В последовавшее за этим мгновение полной тишины все четверо мужчин услышали
Из бомбы донесся шипящий звук, как будто внутри проснулась змея, растревоженная в своем логове. Потом шипение стихло, и из недр бомбы донеслось негромкое зловещее тиканье, не похожее на тиканье будильника, а скорее напоминавшее звук перегретого мотора, в котором вот-вот закипит вода.
— Вот черт! — прошептал шериф Марчетт.
— Господи помилуй! — произнес, задыхаясь, мистер Моултри.
Его лицо, только что пылавшее румянцем, стало белым, как у восковой куклы.
— Бомба заработала, — сказал отец, едва сдерживая волнение.
Речь мистера Харджисона была еще более выразительной.
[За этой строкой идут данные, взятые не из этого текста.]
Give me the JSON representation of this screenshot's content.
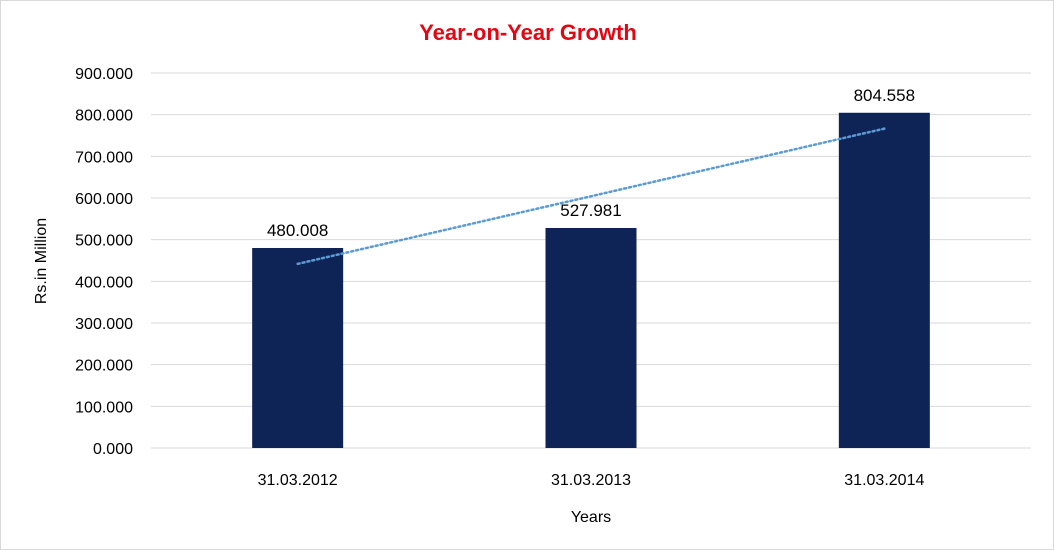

За него все сказали его ноги, которые моментально вынесли его по искривленному полу на скособоченное крыльцо домика мистера Моултри и дальше, к припаркованной у обочины машине, да так шустро, словно им, как ядром, выстрелили из пушки. Автомобиль мистера Харджисона унесся прочь стремительно, как Роуд Раннер[31]: мгновение назад он был еще здесь, и тут же исчез.
— Господи, Господи, Господи, — твердил мистер Моултри, обливаясь слезами. — Не дай мне умереть!
— Том! — подал голос шериф Марчетт. — Нам, похоже, пора уносить ноги.
Он говорил тихо, словно взрывной механизм бомбы мог сработать от сотрясения воздуха.
— Не оставляйте меня одного! Джек, ты не имеешь права! Ты ведь шериф!
— Ничего не могу больше для тебя сделать, Дик. Клянусь, что хотел бы тебе помочь, но это не в моих силах. Может быть, тебе поможет чудо или волшебство, но, боюсь, дело — труба.
— Не бросайте меня здесь одного! Вытащите меня отсюда — я заплачу вам столько, сколько вы попросите!
— Извини, Дик. Будем выбираться, Том.
Отцу не нужно было второго приглашения. Ловко, как обезьяна по стволу дерева, он взлетел по стремянке.
— Я подержу стремянку, Джек, — сказал он, оказавшись наверху. — Давай выбирайся.
Бомба продолжала тикать, отмеряя время.
— Ничем не могу помочь тебе, Дик, — еще раз повторил шериф Марчетт, взбираясь по лестнице.
— Нет! Послушайте! Я все для вас сделаю, только вытащите меня! Я вытерплю любую боль!